Why do some AML patients respond better to immunotherapy?

Immune cells in the bone marrow microenvironment of AML patients are key in distinguishing a response to immunotherapy.

A team of researchers from Colombia Engineering and Irving Institute for Cancer Dynamics (both NY, USA) have identified a distinct T-cell population in relapsed acute myeloid leukemia (AML) patients that play a vital role in an effective response to immunotherapy. They also identified key characteristics of a recipient’s bone marrow microenvironment that could be predictive of a positive response. These findings offer insights into potential improvements to immunotherapy approaches.

Currently, the standard treatment for AML is targeted chemotherapy followed by hematopoietic stem cell transplantation (HSCT). However, the rate of relapse after HSCT remains high at 40%. Upon relapse, the only way to treat AML is to restore immunological control through donor lymphocyte infusion (DLI), a type of immunotherapy for which the response rate is only 15-20%. The specific cell types and mechanisms that influence response or resistance to DLI are still unclear.

The team previously identified that expansion of precursor-exhausted T cells is a key feature in determining response to DLI in chronic myeloid leukemia patients, yet it remains unknown if this population is also associated with response to DLI in AML patients. Therefore, the team aimed to characterize cellular crosstalk in the bone marrow microenvironment of relapsed AML patients treated with DLI, to gather insights into the factors that determine immunological response or resistance.

The team profiled bone marrow mononuclear cells by performing single-cell RNA sequencing, single-cell T-cell receptor sequencing and cellular indexing of transcriptomes and epitopes by sequencing (scCITE-seq) for proteomic characterization. To further characterize cellular crosstalk in the bone marrow microenvironment the team applied their new Bayesian model approach, DIISCO, followed by spatial confirmation by CODEX.

AML patients who responded to DLI  were found to have a higher diversity of immune cells in their bone marrow microenvironment prior to DLI. This diversity was found to increase over time post DLI. These immune cells interacted and coordinated to create a network of activity that promoted T cell effector activity, which is central to DLI response. Conversely, AML patients who did not respond to DLI were found to have a lower diversity of immune cells and a dominance of myeloid cells in the bone marrow microenvironment.

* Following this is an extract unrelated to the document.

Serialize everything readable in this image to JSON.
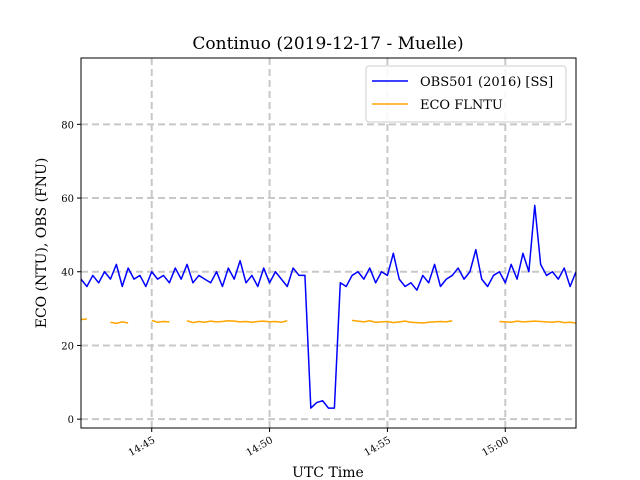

The team demonstrated that after DLI these highly diverse immune populations converged upon CD8+ZNF683^hi cytotoxic T cells (CTCs), which have direct antileukemia activity, marking this T-cell population as a distinguishing feature in a positive DLI response. Those who did not respond to DLI had lower levels of CD8+ZNF683^hi CTCs and instead had higher levels of inhibitory marker-expressing CTCs.

CD8+ZNF683^hi CTCs were found to have originated from the DLI product, however, their activation and expansion is dependent on the recipient’s bone marrow microenvironment, favoring those that are more diverse and less immune inhibitory.

“Our findings not only shed light on mechanisms underlying successful immunotherapy response in leukemia but also provide a roadmap for developing effective treatments guided by innovative machine learning tools.” commented study lead Elham Aziz.

The team plans to continue their research into methods of enhancing the effectiveness of DLI through modulating the tumor microenvironment.